WiFi: stessa logica, funzione aggiuntiva

La connettività non cambia ciò che il sensore misura. Un rilevatore fumo WiFi resta un sensore fumo; un rilevatore CO WiFi resta un sensore CO. Il vantaggio è la possibilità di ricevere notifiche remote quando rete e app sono operative.

La scelta pratica

Se in casa sono presenti apparecchi a combustione, spesso la domanda corretta non è “fumo o CO?”, ma “come distribuisco fumo e CO per coprire meglio gli ambienti?”. Il kit serve proprio a semplificare questa scelta, mantenendo due sensori separati e specifici.

Vuoi aggiungere un livello di allerta alla casa?

Nel catalogo AZ Safe trovi sensore fumo WiFi, rilevatore CO WiFi, kit fumo + CO. I rilevatori non sostituiscono manutenzione, impianti a norma o corretti comportamenti, ma possono aggiungere un avviso precoce utile. Per le seconde case è disponibile anche la richiesta di installazione e configurazione nelle province servite.

Fonti e approfondimenti

Per questa guida abbiamo privilegiato indicazioni di enti istituzionali e fonti tecniche. Per il tuo impianto e per il dispositivo acquistato restano comunque prioritarie le istruzioni del produttore e le indicazioni dei tecnici abilitati.

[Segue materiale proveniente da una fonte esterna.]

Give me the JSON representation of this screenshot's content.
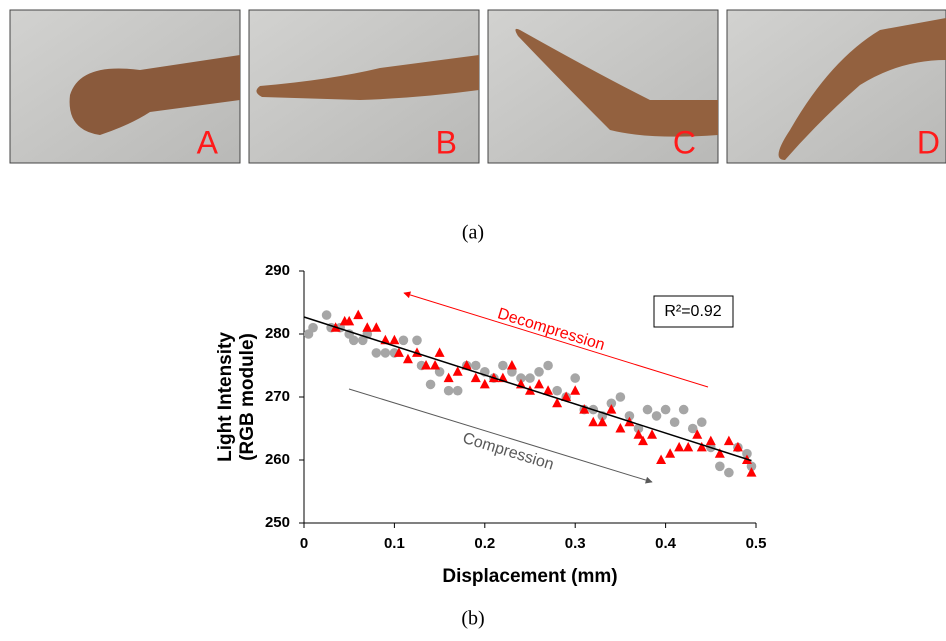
{
  "figure": {
    "panels": [
      {
        "label": "A"
      },
      {
        "label": "B"
      },
      {
        "label": "C"
      },
      {
        "label": "D"
      }
    ],
    "caption_a": "(a)",
    "caption_b": "(b)"
  },
  "chart_data": {
    "type": "scatter",
    "xlabel": "Displacement (mm)",
    "ylabel": [
      "Light Intensity",
      "(RGB module)"
    ],
    "xlim": [
      0,
      0.5
    ],
    "ylim": [
      250,
      290
    ],
    "xticks": [
      0,
      0.1,
      0.2,
      0.3,
      0.4,
      0.5
    ],
    "yticks": [
      250,
      260,
      270,
      280,
      290
    ],
    "grid": false,
    "series": [
      {
        "color": "#a6a6a6",
        "marker": "circle",
        "x": [
          0.005,
          0.01,
          0.025,
          0.03,
          0.04,
          0.05,
          0.055,
          0.065,
          0.07,
          0.08,
          0.09,
          0.1,
          0.11,
          0.125,
          0.13,
          0.14,
          0.15,
          0.16,
          0.17,
          0.18,
          0.19,
          0.2,
          0.21,
          0.22,
          0.23,
          0.24,
          0.25,
          0.26,
          0.27,
          0.28,
          0.29,
          0.3,
          0.31,
          0.32,
          0.33,
          0.34,
          0.35,
          0.36,
          0.37,
          0.38,
          0.39,
          0.4,
          0.41,
          0.42,
          0.43,
          0.44,
          0.45,
          0.46,
          0.47,
          0.48,
          0.49,
          0.495
        ],
        "values": [
          280,
          281,
          283,
          281,
          281,
          280,
          279,
          279,
          280,
          277,
          277,
          277,
          279,
          279,
          275,
          272,
          274,
          271,
          271,
          275,
          275,
          274,
          273,
          275,
          274,
          273,
          273,
          274,
          275,
          271,
          270,
          273,
          268,
          268,
          267,
          269,
          270,
          267,
          265,
          268,
          267,
          268,
          266,
          268,
          265,
          266,
          262,
          259,
          258,
          262,
          261,
          259
        ]
      },
      {
        "color": "#ff0000",
        "marker": "triangle",
        "x": [
          0.035,
          0.045,
          0.05,
          0.06,
          0.07,
          0.08,
          0.09,
          0.1,
          0.105,
          0.115,
          0.125,
          0.135,
          0.145,
          0.15,
          0.16,
          0.17,
          0.18,
          0.19,
          0.2,
          0.21,
          0.22,
          0.23,
          0.24,
          0.25,
          0.26,
          0.27,
          0.28,
          0.29,
          0.3,
          0.31,
          0.32,
          0.33,
          0.34,
          0.35,
          0.36,
          0.37,
          0.375,
          0.385,
          0.395,
          0.405,
          0.415,
          0.425,
          0.435,
          0.44,
          0.45,
          0.46,
          0.47,
          0.48,
          0.49,
          0.495
        ],
        "values": [
          281,
          282,
          282,
          283,
          281,
          281,
          279,
          279,
          277,
          276,
          277,
          275,
          275,
          277,
          273,
          274,
          275,
          273,
          272,
          273,
          273,
          275,
          272,
          271,
          272,
          271,
          269,
          270,
          271,
          268,
          266,
          266,
          268,
          265,
          266,
          264,
          263,
          264,
          260,
          261,
          262,
          262,
          264,
          262,
          263,
          261,
          263,
          262,
          260,
          258
        ]
      }
    ],
    "trendline": {
      "x": [
        0,
        0.495
      ],
      "values": [
        282.7,
        259.9
      ],
      "color": "#000000"
    },
    "annotations": {
      "r2": "R²=0.92",
      "decompression": "Decompression",
      "compression": "Compression"
    }
  }
}
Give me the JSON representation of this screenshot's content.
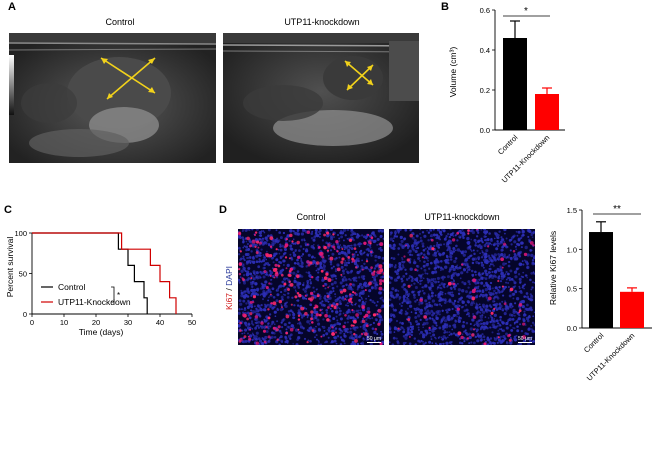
{
  "panels": {
    "A": {
      "letter": "A",
      "left_label": "Control",
      "right_label": "UTP11-knockdown"
    },
    "B": {
      "letter": "B",
      "chart_data": {
        "type": "bar",
        "categories": [
          "Control",
          "UTP11-Knockdown"
        ],
        "values": [
          0.46,
          0.18
        ],
        "errors": [
          0.085,
          0.03
        ],
        "colors": [
          "#000000",
          "#ff0000"
        ],
        "ylabel": "Volume (cm³)",
        "ylim": [
          0,
          0.6
        ],
        "yticks": [
          "0.0",
          "0.2",
          "0.4",
          "0.6"
        ],
        "significance": "*"
      }
    },
    "C": {
      "letter": "C",
      "chart_data": {
        "type": "line",
        "ylabel": "Percent survival",
        "xlabel": "Time (days)",
        "xlim": [
          0,
          50
        ],
        "ylim": [
          0,
          100
        ],
        "xticks": [
          "0",
          "10",
          "20",
          "30",
          "40",
          "50"
        ],
        "yticks": [
          "0",
          "50",
          "100"
        ],
        "series": [
          {
            "name": "Control",
            "color": "#000000",
            "steps": [
              [
                0,
                100
              ],
              [
                27,
                100
              ],
              [
                27,
                80
              ],
              [
                30,
                80
              ],
              [
                30,
                60
              ],
              [
                32,
                60
              ],
              [
                32,
                40
              ],
              [
                35,
                40
              ],
              [
                35,
                20
              ],
              [
                36,
                20
              ],
              [
                36,
                0
              ]
            ]
          },
          {
            "name": "UTP11-Knockdown",
            "color": "#d00000",
            "steps": [
              [
                0,
                100
              ],
              [
                28,
                100
              ],
              [
                28,
                80
              ],
              [
                37,
                80
              ],
              [
                37,
                60
              ],
              [
                40,
                60
              ],
              [
                40,
                40
              ],
              [
                43,
                40
              ],
              [
                43,
                20
              ],
              [
                45,
                20
              ],
              [
                45,
                0
              ]
            ]
          }
        ],
        "significance": "*"
      }
    },
    "D": {
      "letter": "D",
      "left_label": "Control",
      "right_label": "UTP11-knockdown",
      "stain_ki67": "Ki67",
      "stain_sep": " / ",
      "stain_dapi": "DAPI",
      "scale_bar": "50 μm",
      "chart_data": {
        "type": "bar",
        "categories": [
          "Control",
          "UTP11-Knockdown"
        ],
        "values": [
          1.22,
          0.46
        ],
        "errors": [
          0.13,
          0.05
        ],
        "colors": [
          "#000000",
          "#ff0000"
        ],
        "ylabel": "Relative Ki67 levels",
        "ylim": [
          0,
          1.5
        ],
        "yticks": [
          "0.0",
          "0.5",
          "1.0",
          "1.5"
        ],
        "significance": "**"
      }
    }
  }
}
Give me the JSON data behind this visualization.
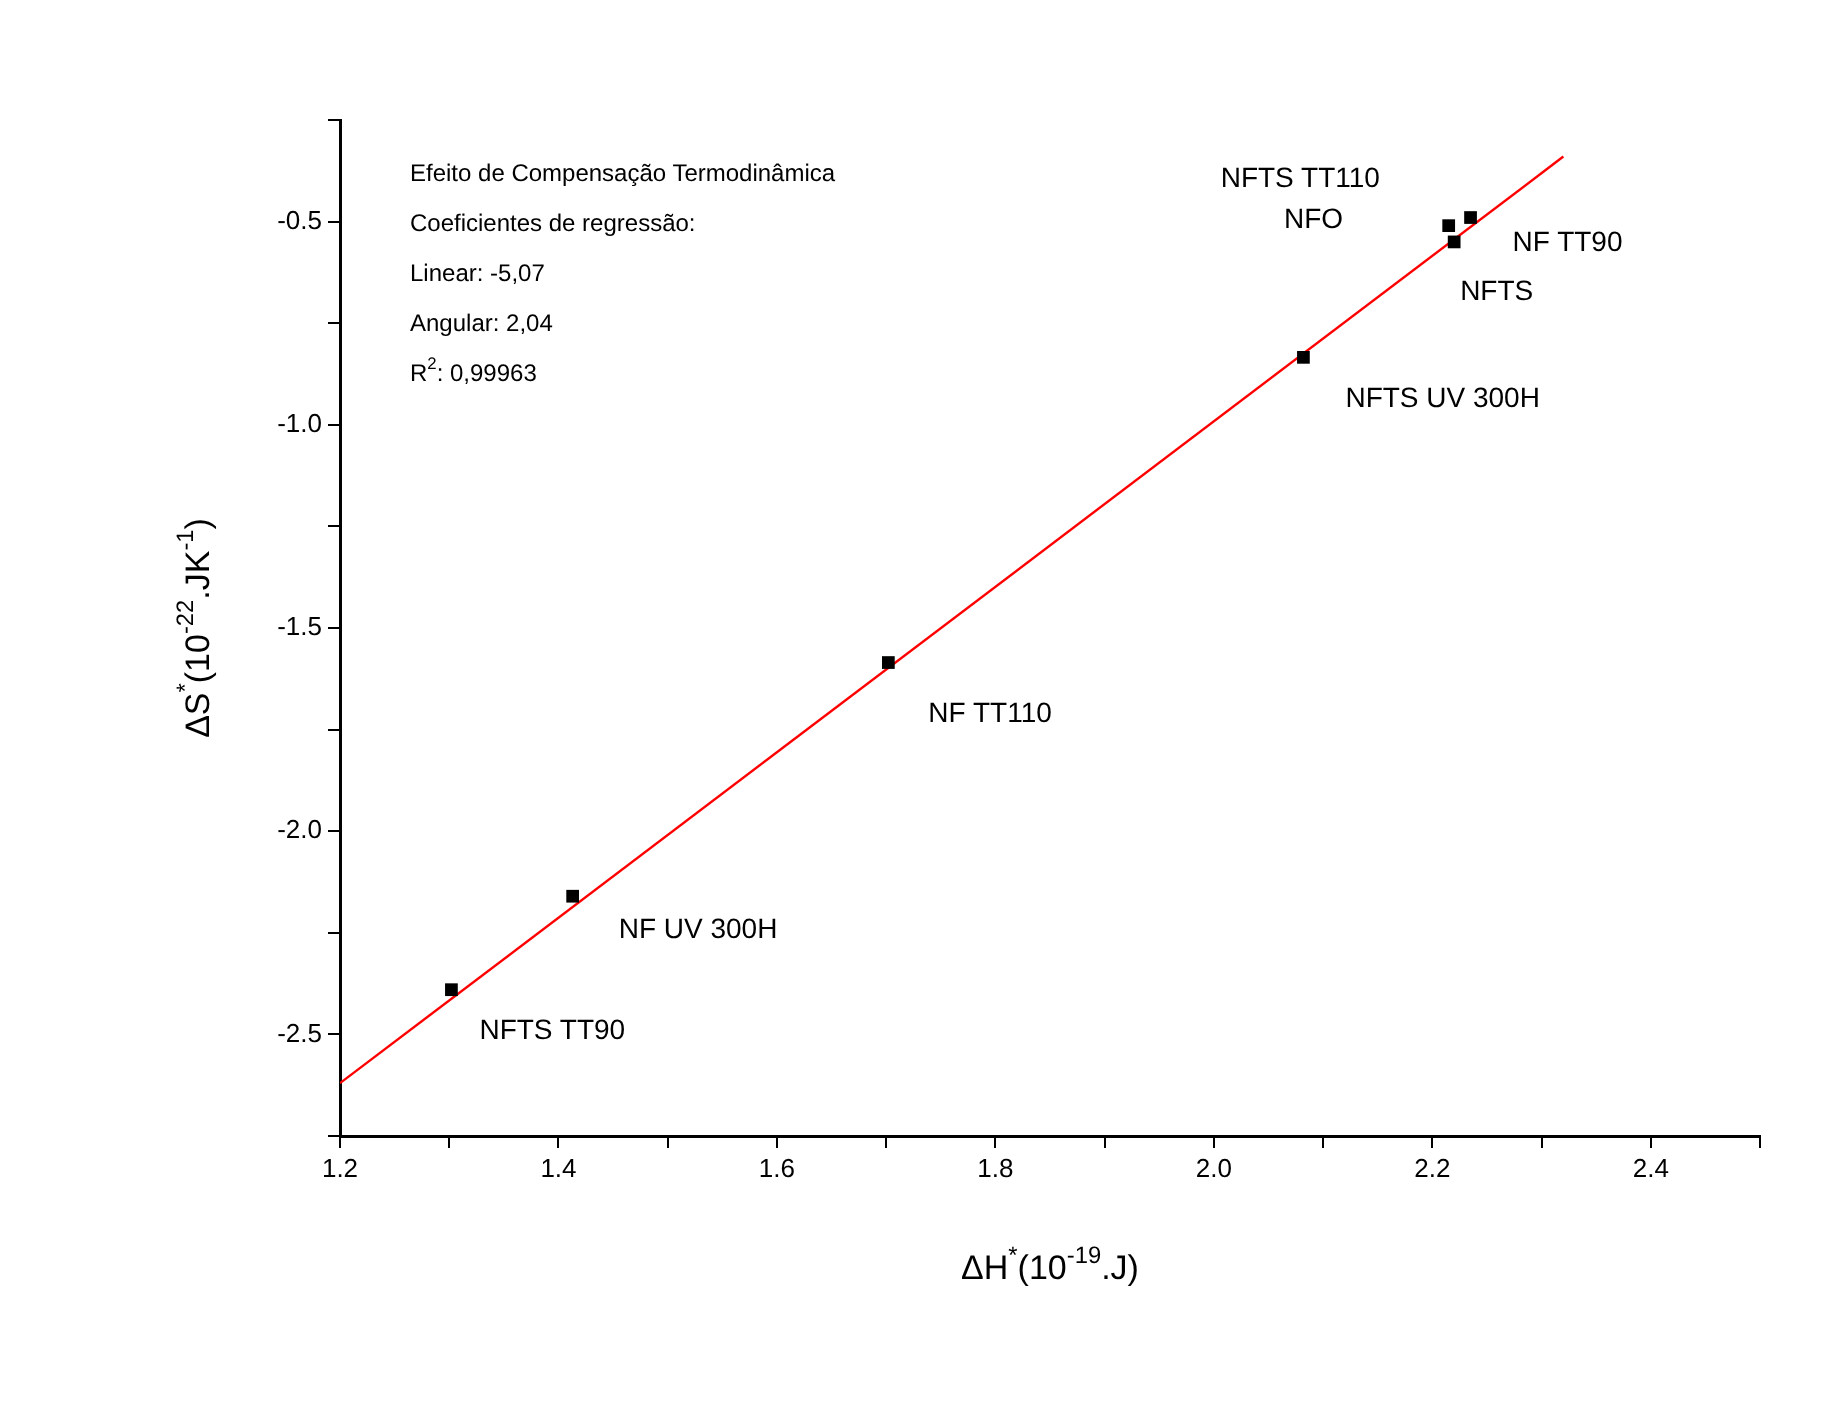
{
  "chart_data": {
    "type": "scatter",
    "xlabel": "ΔH$^{*}$(10$^{-19}$.J)",
    "ylabel": "ΔS$^{*}$(10$^{-22}$.JK$^{-1}$)",
    "xlim": [
      1.2,
      2.5
    ],
    "ylim": [
      -2.75,
      -0.25
    ],
    "xticks": [
      1.2,
      {
        "value": 1.3,
        "label": null
      },
      1.4,
      {
        "value": 1.5,
        "label": null
      },
      1.6,
      {
        "value": 1.7,
        "label": null
      },
      1.8,
      {
        "value": 1.9,
        "label": null
      },
      {
        "value": 2,
        "label": "2.0"
      },
      {
        "value": 2.1,
        "label": null
      },
      2.2,
      {
        "value": 2.3,
        "label": null
      },
      2.4,
      {
        "value": 2.5,
        "label": null
      }
    ],
    "yticks": [
      {
        "value": -2.75,
        "label": null
      },
      -2.5,
      {
        "value": -2.25,
        "label": null
      },
      {
        "value": -2,
        "label": "-2.0"
      },
      {
        "value": -1.75,
        "label": null
      },
      -1.5,
      {
        "value": -1.25,
        "label": null
      },
      {
        "value": -1,
        "label": "-1.0"
      },
      {
        "value": -0.75,
        "label": null
      },
      -0.5,
      {
        "value": -0.25,
        "label": null
      }
    ],
    "grid": false,
    "legend": false,
    "marker": "square",
    "series": [
      {
        "color": "#000000",
        "x": [
          1.302,
          1.413,
          1.702,
          2.082,
          2.215,
          2.235,
          2.22
        ],
        "values": [
          -2.39,
          -2.16,
          -1.585,
          -0.834,
          -0.51,
          -0.49,
          -0.55
        ]
      },
      {
        "type": "line",
        "marker": "none",
        "color": "#ff0000",
        "x": [
          1.2,
          2.32
        ],
        "values": [
          -2.62,
          -0.34
        ]
      }
    ],
    "annotations": [
      "Efeito de Compensação Termodinâmica",
      "Coeficientes de regressão:",
      "Linear: -5,07",
      "Angular: 2,04",
      "R$^{2}$: 0,99963",
      {
        "text": "NFTS TT90",
        "x": 1.302,
        "y": -2.39
      },
      {
        "text": "NF UV 300H",
        "x": 1.413,
        "y": -2.16
      },
      {
        "text": "NF TT110",
        "x": 1.702,
        "y": -1.585
      },
      {
        "text": "NFTS UV 300H",
        "x": 2.082,
        "y": -0.834
      },
      {
        "text": "NFTS TT110",
        "x": 2.215,
        "y": -0.51
      },
      "NFO",
      {
        "text": "NF TT90",
        "x": 2.235,
        "y": -0.49
      },
      {
        "text": "NFTS",
        "x": 2.22,
        "y": -0.55
      }
    ]
  }
}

Tre errori di acquisto molto comuni

1. Comprare il CO pensando che rilevi anche l’incendio

Il nome “rilevatore di gas” crea spesso confusione. Il CO è un gas specifico e un apparecchio progettato per il monossido non è automaticamente un sensore fumo o un rilevatore per metano/GPL.

2. Comprare il fumo pensando che rilevi una caldaia che lavora male

Un sensore fumo non misura il monossido. Se l’obiettivo è essere avvisati della presenza di CO, serve un dispositivo progettato per quel rischio.

3. Scegliere solo in base al prezzo

Certificazione, durata, modalità di test, posizione prevista, batteria, sirena e documentazione sono elementi più importanti di pochi euro di differenza. Un rilevatore deve essere scelto come dispositivo di sicurezza, non come semplice gadget smart.

Una domanda utile prima dell’acquisto

Chiediti: “Quale evento voglio che questo dispositivo rilevi?”. Se la risposta è chiara, diventa molto più semplice capire se serve fumo, CO, gas combustibile oppure una combinazione di più rilevatori.

Nota importante

Le guide hanno finalità informative. Per installazione, posizione, test e manutenzione del dispositivo segui sempre il manuale del modello acquistato e, per impianti e situazioni anomale, rivolgiti a personale competente.